Commercial Marine-Degradable Polymers for Flexible Packaging

• Main Authors: Amber Barron, Taylor D. Sparks
• Format: Article
• Language: English
• Published: Elsevier 2020-08-01
• Series: iScience
• Subjects: Industrial Chemistry; Polymer Chemistry; Environmental Science; Materials Science
• Online Access: http://www.sciencedirect.com/science/article/pii/S258900422030540X

Summary: Plastic pollution is entering the world's oceans at alarming rates and is expected to outweigh fish populations by 2050. This plastic waste originates from land-based applications, like consumer product packaging, and is composed of high-durability polyolefins. These conventional plastics possess desirable properties, including high chemical stability, moisture barrier, and thermoplastic characteristics.
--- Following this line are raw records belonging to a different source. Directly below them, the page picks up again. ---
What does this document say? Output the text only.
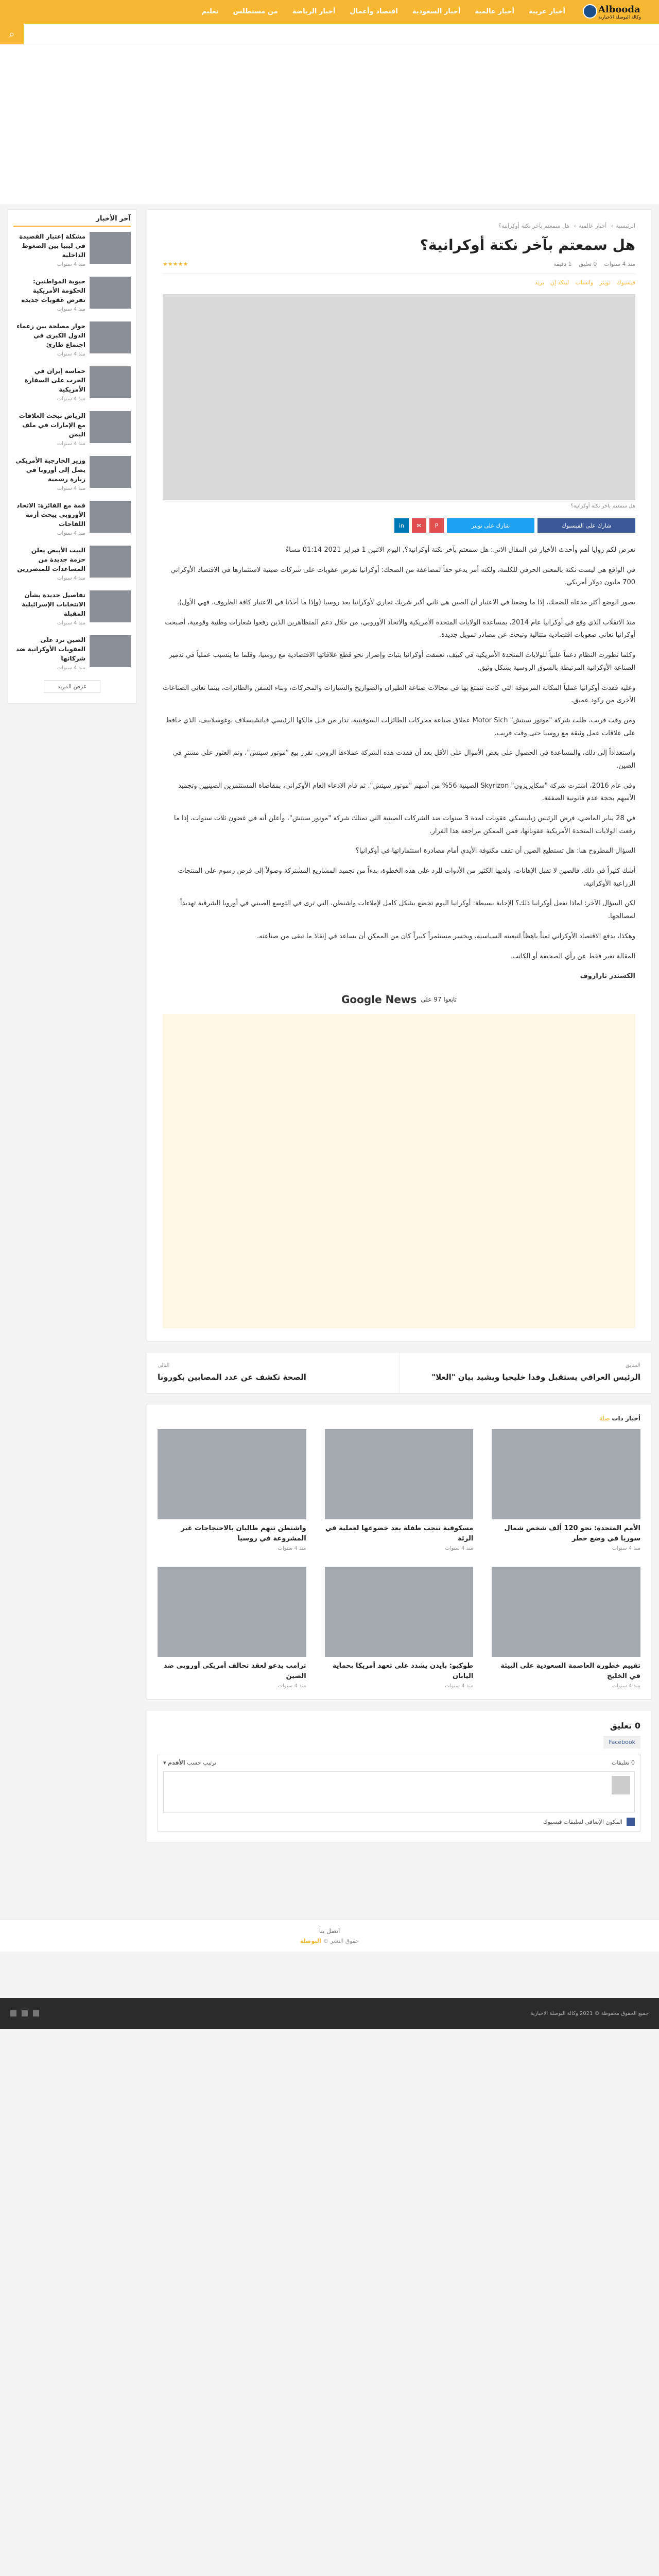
Albooda
وكالة البوصلة الاخبارية
أخبار عربية
أخبار عالمية
أخبار السعودية
اقتصاد وأعمال
أخبار الرياضة
من مستطلس
تعليم
⌕
الرئيسية› أخبار عالمية› هل سمعتم بآخر نكتة أوكرانية؟
هل سمعتم بآخر نكتة أوكرانية؟
منذ 4 سنوات
0 تعليق
1 دقيقة
★★★★★
فيسبوك
تويتر
واتساب
لينكد إن
بريد
هل سمعتم بآخر نكتة أوكرانية؟
شارك على الفيسبوك
شارك على تويتر
P
✉
in

تعرض لكم زوايا أهم وأحدث الأخبار في المقال الاتي: هل سمعتم بآخر نكتة أوكرانية؟, اليوم الاثنين 1 فبراير 2021 01:14 مساءً

في الواقع هي ليست نكتة بالمعنى الحرفي للكلمة، ولكنه أمر يدعو حقاً لمضاعفة من الضحك: أوكرانيا تفرض عقوبات على شركات صينية لاستثمارها في الاقتصاد الأوكراني 700 مليون دولار أمريكي.

يصور الوضع أكثر مدعاة للضحك، إذا ما وضعنا في الاعتبار أن الصين هي ثاني أكبر شريك تجاري لأوكرانيا بعد روسيا (وإذا ما أخذنا في الاعتبار كافة الظروف، فهي الأول).

منذ الانقلاب الذي وقع في أوكرانيا عام 2014، بمساعدة الولايات المتحدة الأمريكية والاتحاد الأوروبي، من خلال دعم المتظاهرين الذين رفعوا شعارات وطنية وقومية، أصبحت أوكرانيا تعاني صعوبات اقتصادية متتالية وتبحث عن مصادر تمويل جديدة.

وكلما تطورت النظام دعماً علنياً للولايات المتحدة الأمريكية في كييف، تعمقت أوكرانيا بثبات وإصرار نحو قطع علاقاتها الاقتصادية مع روسيا، وقلما ما يتسبب عملياً في تدمير الصناعة الأوكرانية المرتبطة بالسوق الروسية بشكل وثيق.

وعليه فقدت أوكرانيا عملياً المكانة المرموقة التي كانت تتمتع بها في مجالات صناعة الطيران والصواريخ والسيارات والمحركات، وبناء السفن والطائرات، بينما تعاني الصناعات الأخرى من ركود عميق.

ومن وقت قريب، ظلت شركة "موتور سيتش" Motor Sich عملاق صناعة محركات الطائرات السوفيتية، تدار من قبل مالكها الرئيسي فياتشيسلاف بوغوسلاييف، الذي حافظ على علاقات عمل وثيقة مع روسيا حتى وقت قريب.

واستعداداً إلى ذلك، والمساعدة في الحصول على بعض الأموال على الأقل بعد أن فقدت هذه الشركة عملاءها الروس، تقرر بيع "موتور سيتش"، وتم العثور على مشترٍ في الصين.

وفي عام 2016، اشترت شركة "سكايريزون" Skyrizon الصينية 56% من أسهم "موتور سيتش". ثم قام الادعاء العام الأوكراني، بمقاضاة المستثمرين الصينيين وتجميد الأسهم بحجة عدم قانونية الصفقة.

في 28 يناير الماضي، فرض الرئيس زيلينسكي عقوبات لمدة 3 سنوات ضد الشركات الصينية التي تمتلك شركة "موتور سيتش"، وأعلن أنه في غضون ثلاث سنوات، إذا ما رفعت الولايات المتحدة الأمريكية عقوباتها، فمن الممكن مراجعة هذا القرار.

السؤال المطروح هنا: هل تستطيع الصين أن تقف مكتوفة الأيدي أمام مصادرة استثماراتها في أوكرانيا؟

أشك كثيراً في ذلك. فالصين لا تقبل الإهانات، ولديها الكثير من الأدوات للرد على هذه الخطوة، بدءاً من تجميد المشاريع المشتركة وصولاً إلى فرض رسوم على المنتجات الزراعية الأوكرانية.

لكن السؤال الآخر: لماذا تفعل أوكرانيا ذلك؟ الإجابة بسيطة: أوكرانيا اليوم تخضع بشكل كامل لإملاءات واشنطن، التي ترى في التوسع الصيني في أوروبا الشرقية تهديداً لمصالحها.

وهكذا، يدفع الاقتصاد الأوكراني ثمناً باهظاً لتبعيته السياسية، ويخسر مستثمراً كبيراً كان من الممكن أن يساعد في إنقاذ ما تبقى من صناعته.

المقالة تعبر فقط عن رأي الصحيفة أو الكاتب.

الكسندر نازاروف

تابعوا 97 على
Google News
السابق
الرئيس العراقي يستقبل وفدا خليجيا ويشيد بيان "العلا"
التالي
الصحة تكشف عن عدد المصابين بكورونا
أخبار ذات صلة
الأمم المتحدة: نحو 120 ألف شخص شمال سوريا في وضع خطر
منذ 4 سنوات
مسكوفية تنجب طفلة بعد خضوعها لعملية في الرئة
منذ 4 سنوات
واشنطن تتهم طالبان بالاحتجاجات غير المشروعة في روسيا
منذ 4 سنوات
تقييم خطورة العاصمة السعودية على البيئة في الخليج
منذ 4 سنوات
طوكيو: بايدن يشدد على تعهد أمريكا بحماية اليابان
منذ 4 سنوات
ترامب يدعو لعقد تحالف أمريكي أوروبي ضد الصين
منذ 4 سنوات
0 تعليق
Facebook
0 تعليقات
ترتيب حسب الأقدم ▾
المكون الإضافي لتعليقات فيسبوك
آخر الأخبار
مشكلة إعتبار القصيدة في ليبيا بين الضغوط الداخلية
منذ 4 سنوات
حيوية المواطنين: الحكومة الأمريكية تفرض عقوبات جديدة
منذ 4 سنوات
حوار مصلحة بين زعماء الدول الكبرى في اجتماع طارئ
منذ 4 سنوات
حماسة إيران في الحرب على السفارة الأمريكية
منذ 4 سنوات
الرياض تبحث العلاقات مع الإمارات في ملف اليمن
منذ 4 سنوات
وزير الخارجية الأمريكي يصل إلى أوروبا في زيارة رسمية
منذ 4 سنوات
قمة مع الفائزة: الاتحاد الأوروبي يبحث أزمة اللقاحات
منذ 4 سنوات
البيت الأبيض يعلن حزمة جديدة من المساعدات للمتضررين
منذ 4 سنوات
تفاصيل جديدة بشأن الانتخابات الإسرائيلية المقبلة
منذ 4 سنوات
الصين ترد على العقوبات الأوكرانية ضد شركاتها
منذ 4 سنوات
عرض المزيد
اتصل بنا
حقوق النشر © البوصلة
جميع الحقوق محفوظة © 2021 وكالة البوصلة الاخبارية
Unfortunately, if these materials reach marine environments, they fragment into microplastics that cannot be biologically assimilated. The aim of this review is to investigate commercial polymers that are biodegradable in marine environments but have comparable product stability and moisture barrier properties to polyolefins. Among commercially available biopolymers, thermoplastic starches (TPS) and polyhydroxyalkanoates (PHAs) have been shown to biodegrade in marine environments. Moreover, these biopolymers are thermoplastics and possess similar thermoforming properties to polyolefins. At present, TPS and PHAs have limitations, including chemical instability, limited moisture barrier properties, and high production costs. To replace conventional polymers with PHAs and TPS, these properties must be improved.